Хозяйственная стабилизация в России, развитие то­варно-денежных отношений, интенсивное складывание общероссийского рынка на протяжении всего XVII века, — все это объективно требовало обращения к техническим достижениям Запада. Правительство Михаила Романова не делало проблемы из заимствования европейского тех­нологического и экономического опыта. При этом русская духовная культура оберегалась от западно-христианских воздействий. Слишком свежи были в памяти людей собы­тия Смутного времени и роль в них иностранцев. Поиск политических и экономических решений, исходивших из реальных возможностей, был характерен для правитель­ства Алексея Михайловича. Результаты этого поиска были вполне успешными в военном деле, дипломатии, строи­тельстве государственных дорог и т.д.

В XVII веке положение Московской Руси во многих отношениях было лучше, чем Западной и Центральной Европы. В результате кровопролитной Три­дцатилетней войны, вызванных ею разорения и голода, население Германии, например, сократилось с 18 до 4 млн. человек!.. Из Голландии, германских княжеств, других стран пошел поток переселенцев в Россию. Немецкая слобода на реке Яузе под Москвой стала «уголком Западной Европы в самом серд­це Московии». Многие иноземные новинки — театральные представления, балы, наряды, кулинарные блюда — вы­зывали интерес у русской знати.

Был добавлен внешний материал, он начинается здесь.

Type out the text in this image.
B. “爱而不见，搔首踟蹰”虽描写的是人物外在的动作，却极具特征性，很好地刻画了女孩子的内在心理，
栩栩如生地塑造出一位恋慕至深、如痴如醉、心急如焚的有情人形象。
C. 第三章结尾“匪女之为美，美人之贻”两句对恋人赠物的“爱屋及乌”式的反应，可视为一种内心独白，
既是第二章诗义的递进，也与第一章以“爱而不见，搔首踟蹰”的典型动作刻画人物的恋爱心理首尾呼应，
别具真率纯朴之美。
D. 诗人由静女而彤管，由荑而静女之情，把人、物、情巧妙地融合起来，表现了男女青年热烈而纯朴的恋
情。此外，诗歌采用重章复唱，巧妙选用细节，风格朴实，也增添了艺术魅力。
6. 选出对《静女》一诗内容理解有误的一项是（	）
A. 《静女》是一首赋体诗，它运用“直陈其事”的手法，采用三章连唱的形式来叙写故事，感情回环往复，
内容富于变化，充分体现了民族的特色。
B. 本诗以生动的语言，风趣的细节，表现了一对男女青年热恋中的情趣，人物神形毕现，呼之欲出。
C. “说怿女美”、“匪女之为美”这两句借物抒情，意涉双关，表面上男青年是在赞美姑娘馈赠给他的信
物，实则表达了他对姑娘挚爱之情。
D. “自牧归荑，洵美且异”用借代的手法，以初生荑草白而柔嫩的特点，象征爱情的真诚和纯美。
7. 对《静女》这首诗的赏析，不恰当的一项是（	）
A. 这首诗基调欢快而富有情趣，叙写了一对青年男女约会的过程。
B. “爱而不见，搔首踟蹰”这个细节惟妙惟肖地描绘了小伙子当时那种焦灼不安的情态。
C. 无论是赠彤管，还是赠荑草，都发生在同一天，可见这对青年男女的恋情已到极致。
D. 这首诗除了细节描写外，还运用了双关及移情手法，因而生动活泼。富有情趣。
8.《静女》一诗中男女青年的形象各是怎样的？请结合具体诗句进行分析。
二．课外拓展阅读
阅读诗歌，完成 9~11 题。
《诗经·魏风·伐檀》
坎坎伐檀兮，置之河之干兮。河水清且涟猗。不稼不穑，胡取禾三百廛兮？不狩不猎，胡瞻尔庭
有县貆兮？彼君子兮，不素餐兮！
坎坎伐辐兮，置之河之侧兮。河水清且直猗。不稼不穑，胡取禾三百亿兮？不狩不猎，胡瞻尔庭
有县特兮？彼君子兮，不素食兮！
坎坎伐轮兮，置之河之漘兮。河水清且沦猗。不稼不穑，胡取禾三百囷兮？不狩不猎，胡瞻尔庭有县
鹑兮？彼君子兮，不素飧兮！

Некоторые влиятельные вельможи из царского окружения (Нарышкин, Артамон Матвеев) становились сторонниками распространения европейских обычаев, свои дома устраивали на «заморский манер», носили западное платье, брили бороды и т.п. При этом Нарышкин, Матвеев, так же как видные деяте­ли 80-х годов XVII века Василий Голицын, Головин, были людьми патриотично настроенными. Им были чужды слепое поклонение всему западному и полное неприятие русской жизни, столь присущие таким ярым западникам начала века, как Лжедмитрий I или князь Хворостинин, за­явивший: «В Москве народ глуп».

Такие государственные деятели, как начальник По­сольского приказа Афанасий Ордин-Нащокин и ближай­ший советник царя Алексей Ртищев полагали, что на за­падный манер надо было переделывать многое, но далеко не все. Ордин-Нащокин, говоря: «Доброму не стыдно на­выкать со стороны у чужих», стоял за сохранение рус­ской самобытной культуры: «Иноземное платье... не по нас, а наше не по них». О необходимости совершенство­вания российской жизни с учетом не только лучшего в Европе, но и недостатков и пороков, имевшихся в евро­пейской действительности, писал хорват Крыжанич, живший в России. Он предостерегал от некритического перенимания западных образцов.

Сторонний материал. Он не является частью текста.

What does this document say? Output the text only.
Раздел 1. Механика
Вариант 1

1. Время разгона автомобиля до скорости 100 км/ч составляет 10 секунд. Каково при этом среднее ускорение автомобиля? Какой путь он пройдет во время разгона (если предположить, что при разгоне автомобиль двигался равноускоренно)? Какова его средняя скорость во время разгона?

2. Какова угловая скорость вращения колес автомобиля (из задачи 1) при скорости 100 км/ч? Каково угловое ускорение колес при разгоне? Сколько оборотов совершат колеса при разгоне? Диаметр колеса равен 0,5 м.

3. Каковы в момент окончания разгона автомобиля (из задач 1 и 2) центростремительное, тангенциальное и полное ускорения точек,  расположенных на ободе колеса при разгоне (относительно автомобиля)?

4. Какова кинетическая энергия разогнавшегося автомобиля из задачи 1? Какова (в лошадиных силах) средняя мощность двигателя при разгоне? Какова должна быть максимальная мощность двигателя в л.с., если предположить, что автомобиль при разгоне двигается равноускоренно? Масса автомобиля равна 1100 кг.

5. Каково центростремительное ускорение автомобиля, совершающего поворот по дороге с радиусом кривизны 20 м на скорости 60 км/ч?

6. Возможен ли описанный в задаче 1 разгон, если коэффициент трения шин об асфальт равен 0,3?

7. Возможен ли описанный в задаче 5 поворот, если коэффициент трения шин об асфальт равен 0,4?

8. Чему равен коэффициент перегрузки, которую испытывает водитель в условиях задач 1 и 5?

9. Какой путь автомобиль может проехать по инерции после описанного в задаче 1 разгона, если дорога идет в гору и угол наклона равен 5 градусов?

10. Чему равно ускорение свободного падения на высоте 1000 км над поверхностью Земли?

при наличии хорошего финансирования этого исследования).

И все же подражание внешней форме сопровож­далось проникновением космополитических веяний. В ду­ховно-идеологической сфере начинали сталкиваться пози­ции российских западников и проводников национально-культурной самобытности России. Перед общественным сознанием вставали вопросы, вызванные историческим развитием страны. В стабилизировавшей свою государст­венность России обнаружился мощный геополитический потенциал. Активная часть русского общества, ощутив новизну ситуации, серьезно задумалась о месте России в мире.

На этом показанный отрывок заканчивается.